Com investimentos do Governo do Estado na modernização da rede pública de saúde e na ampliação do acesso a consultas especializadas, pacientes da Policlínica do Idoso relatam avanços no tratamento da saúde digestiva por meio do acompanhamento em gastroenterologia. A unidade oferece atendimento multidisciplinar e assistência integrada voltada à promoção da saúde, qualidade de vida, bem-estar e autonomia da população idosa.
Com foco no cuidado preventivo e no diagnóstico precoce, a unidade realiza acompanhamento ambulatorial de pacientes com doenças gastrointestinais comuns na terceira idade, como gastrite, refluxo gastroesofágico, constipação intestinal, intolerâncias alimentares e diverticulite. Sintomas persistentes, como dores abdominais, azia frequente e alterações no hábito intestinal, também são investigados pela equipe especializada.
De acordo com o médico gastroenterologista e especialista em endoscopia digestiva Rafael Vidal, as principais demandas recebidas no ambulatório estão relacionadas a sintomas gástricos e intestinais.
“As principais queixas dos pacientes são dores no estômago, queimação, azia, sensação de má digestão e refluxo. Também recebemos muitos casos de constipação, diarreia e alterações do hábito intestinal. A partir desses relatos, solicitamos exames preventivos, como endoscopia, colonoscopia e ultrassonografia abdominal, para investigar os sintomas, chegar ao diagnóstico correto e direcionar o tratamento adequado”, explicou.
O especialista também destacou a importância do atendimento multidisciplinar no acompanhamento dos pacientes idosos. “Trabalhamos em conjunto com nutricionista e psicólogo, porque muitas vezes os sintomas gastrointestinais também podem estar relacionados a fatores emocionais”, completou.
Maria das Graças Brito Martins, de 74 anos, moradora do bairro Vila Embratel, é acompanhada pela unidade há mais de quatro anos e relata melhora significativa no tratamento de gastrite e refluxo.
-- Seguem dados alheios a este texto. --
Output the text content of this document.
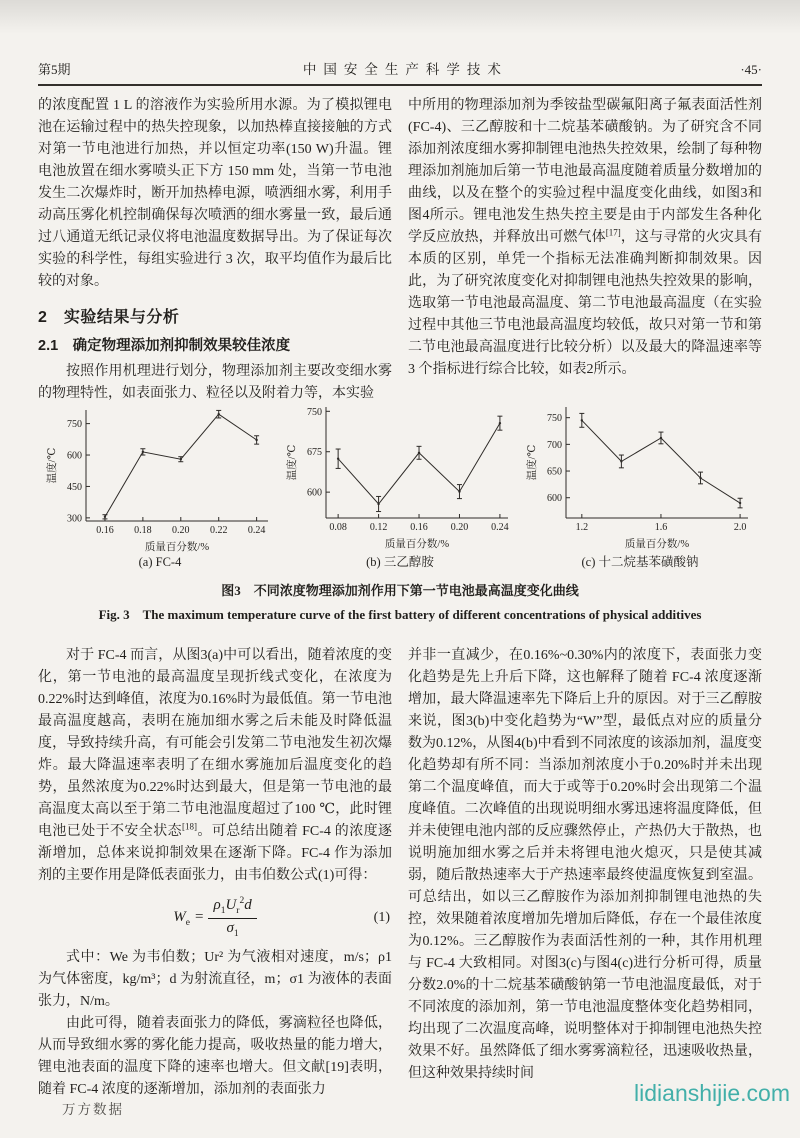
第5期	中国安全生产科学技术	·45·

的浓度配置 1 L 的溶液作为实验所用水源。为了模拟锂电池在运输过程中的热失控现象，以加热棒直接接触的方式对第一节电池进行加热，并以恒定功率(150 W)升温。锂电池放置在细水雾喷头正下方 150 mm 处，当第一节电池发生二次爆炸时，断开加热棒电源，喷洒细水雾，利用手动高压雾化机控制确保每次喷洒的细水雾量一致，最后通过八通道无纸记录仪将电池温度数据导出。为了保证每次实验的科学性，每组实验进行 3 次，取平均值作为最后比较的对象。

2　实验结果与分析
2.1　确定物理添加剂抑制效果较佳浓度

按照作用机理进行划分，物理添加剂主要改变细水雾的物理特性，如表面张力、粒径以及附着力等，本实验

中所用的物理添加剂为季铵盐型碳氟阳离子氟表面活性剂(FC-4)、三乙醇胺和十二烷基苯磺酸钠。为了研究含不同添加剂浓度细水雾抑制锂电池热失控效果，绘制了每种物理添加剂施加后第一节电池最高温度随着质量分数增加的曲线，以及在整个的实验过程中温度变化曲线，如图3和图4所示。锂电池发生热失控主要是由于内部发生各种化学反应放热，并释放出可燃气体[17]，这与寻常的火灾具有本质的区别，单凭一个指标无法准确判断抑制效果。因此，为了研究浓度变化对抑制锂电池热失控效果的影响，选取第一节电池最高温度、第二节电池最高温度（在实验过程中其他三节电池最高温度均较低，故只对第一节和第二节电池最高温度进行比较分析）以及最大的降温速率等 3 个指标进行综合比较，如表2所示。

300
450
600
750
0.16 0.18 0.20 0.22 0.24
质量百分数/%
温度/℃
(a) FC-4
600
675
750
0.08 0.12 0.16 0.20 0.24
质量百分数/%
温度/℃
(b) 三乙醇胺
600
650
700
750
1.2	1.6	2.0
质量百分数/%
温度/℃
(c) 十二烷基苯磺酸钠
图3　不同浓度物理添加剂作用下第一节电池最高温度变化曲线
Fig. 3　The maximum temperature curve of the first battery of different concentrations of physical additives

对于 FC-4 而言，从图3(a)中可以看出，随着浓度的变化，第一节电池的最高温度呈现折线式变化，在浓度为0.22%时达到峰值，浓度为0.16%时为最低值。第一节电池最高温度越高，表明在施加细水雾之后未能及时降低温度，导致持续升高，有可能会引发第二节电池发生初次爆炸。最大降温速率表明了在细水雾施加后温度变化的趋势，虽然浓度为0.22%时达到最大，但是第一节电池的最高温度太高以至于第二节电池温度超过了100 ℃，此时锂电池已处于不安全状态[18]。可总结出随着 FC-4 的浓度逐渐增加，总体来说抑制效果在逐渐下降。FC-4 作为添加剂的主要作用是降低表面张力，由韦伯数公式(1)可得：

$W_e = \frac{\rho_1U_r^2d}{\sigma_1}$	(1)

式中：We 为韦伯数；Ur² 为气液相对速度，m/s；ρ1 为气体密度，kg/m³；d 为射流直径，m；σ1 为液体的表面张力，N/m。

由此可得，随着表面张力的降低，雾滴粒径也降低，从而导致细水雾的雾化能力提高，吸收热量的能力增大，锂电池表面的温度下降的速率也增大。但文献[19]表明，随着 FC-4 浓度的逐渐增加，添加剂的表面张力

并非一直减少，在0.16%~0.30%内的浓度下，表面张力变化趋势是先上升后下降，这也解释了随着 FC-4 浓度逐渐增加，最大降温速率先下降后上升的原因。对于三乙醇胺来说，图3(b)中变化趋势为“W”型，最低点对应的质量分数为0.12%，从图4(b)中看到不同浓度的该添加剂，温度变化趋势却有所不同：当添加剂浓度小于0.20%时并未出现第二个温度峰值，而大于或等于0.20%时会出现第二个温度峰值。二次峰值的出现说明细水雾迅速将温度降低，但并未使锂电池内部的反应骤然停止，产热仍大于散热，也说明施加细水雾之后并未将锂电池火熄灭，只是使其减弱，随后散热速率大于产热速率最终使温度恢复到室温。可总结出，如以三乙醇胺作为添加剂抑制锂电池热的失控，效果随着浓度增加先增加后降低，存在一个最佳浓度为0.12%。三乙醇胺作为表面活性剂的一种，其作用机理与 FC-4 大致相同。对图3(c)与图4(c)进行分析可得，质量分数2.0%的十二烷基苯磺酸钠第一节电池温度最低，对于不同浓度的添加剂，第一节电池温度整体变化趋势相同，均出现了二次温度高峰，说明整体对于抑制锂电池热失控效果不好。虽然降低了细水雾雾滴粒径，迅速吸收热量，但这种效果持续时间

万方数据
lidianshijie.com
“Está sendo muito bom fazer o meu tratamento aqui. Na primeira consulta o médico passou medicação e exames. Fiz o tratamento durante seis meses, realizei os exames e retornei com uma melhora muito grande. Agora, nessa última consulta, não vai ser necessário tomar mais medicação, porque está tudo bem”, destacou.
O paciente Aníbal da Cruz Gonçalves, de 69 anos, morador do bairro Monte Castelo, também ressaltou a importância do acompanhamento médico para a continuidade do tratamento. “Recebi muita orientação durante o acompanhamento, o médico solicitou exames como endoscopia, colonoscopia e biópsia para investigar suspeita de câncer no intestino. Fiz todos os exames e não foi constatado nada. Depois, iniciei um tratamento para uma bactéria e, após novos exames, o resultado mostrou que estou curado. Até agora está tudo ótimo”, afirmou.